Certaines salariées ont la possibilité de travailler depuis leur domicile pour la cuisine ou l’artisanat. « Travailler à l’amélioration des conditions économiques des femmes est une barrière efficace contre les violences », affirme Mme Mokaramodeh. Si ces contrats de travail sont volontairement temporaire, pour encourager le turn-over, ils représentent un levier certain pour l’indépendance les femmes. Lors de notre visite, 145 femmes étaient employées par l’Union.

Les discussions autour du féminisme ont constitué un axe de travail sur trois ans, durant lesquels des formations participatives ont permis à la majorité des femmes du pays de donner leur point de vue.

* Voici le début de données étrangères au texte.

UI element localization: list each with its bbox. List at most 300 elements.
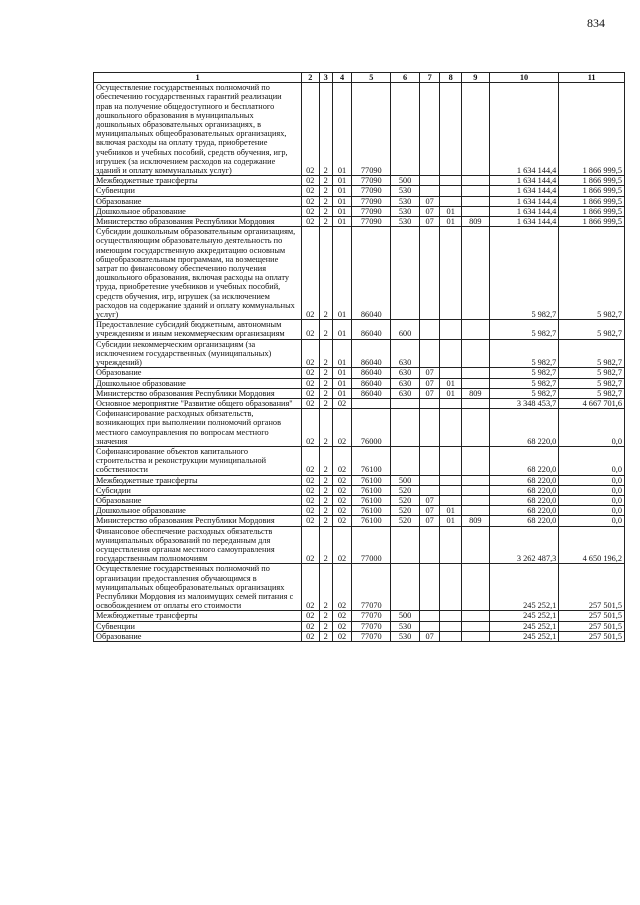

L’Union voulait travailler sur cette question, notamment parce qu’elle attisait des peurs infondées. « Beaucoup de femmes ici pensaient que le féminisme était une idée occidentale, qu’elle valorisait les femmes lesbiennes ou l’amour libre », se remémore avec le sourire Trez Al Rayyan.

La première activité a donc consisté à élaborer des concepts et à unifier les visions du féminisme qu’avaient les douze sections locales de l’Union pour créer une culture commune en faveur de l’égalité et définir un féminisme spécifique. Le thème de la laïcité est ressorti très largement des débats. « Bâtir des sociétés laïques et démocratiques est très important pour les femmes car ce sont elles qui souffrent en premier de la charia islamique », relève Trez Al Rayyan. Rien de plus logique, dès lors, que l’Union ait pris part à la lutte pour lever les réserves de la Cedaw. Avec un succès à la clé (2) et encore de nombreux défis à relever…

Myriam Merlant – EGALITE

(1) Rapport « Jordanie : droits humains des femmes et Egalité Hommes/femmes », Euromed Gender Equality, mai 2011.

(2) Convention sur l’élimination de toutes les formes de discriminations à l’égard des femmes. Le tapage médiatique fera lever la réserve 15 sur le droit des femmes à circuler et à se déplacer librement, mais pas les réserves 9 et 16, qui concernent respectivement le droit d’une femme à donner sa nationalité à ses enfants, et une égalité de droits entre les hommes et les femmes pour les affaires familiales.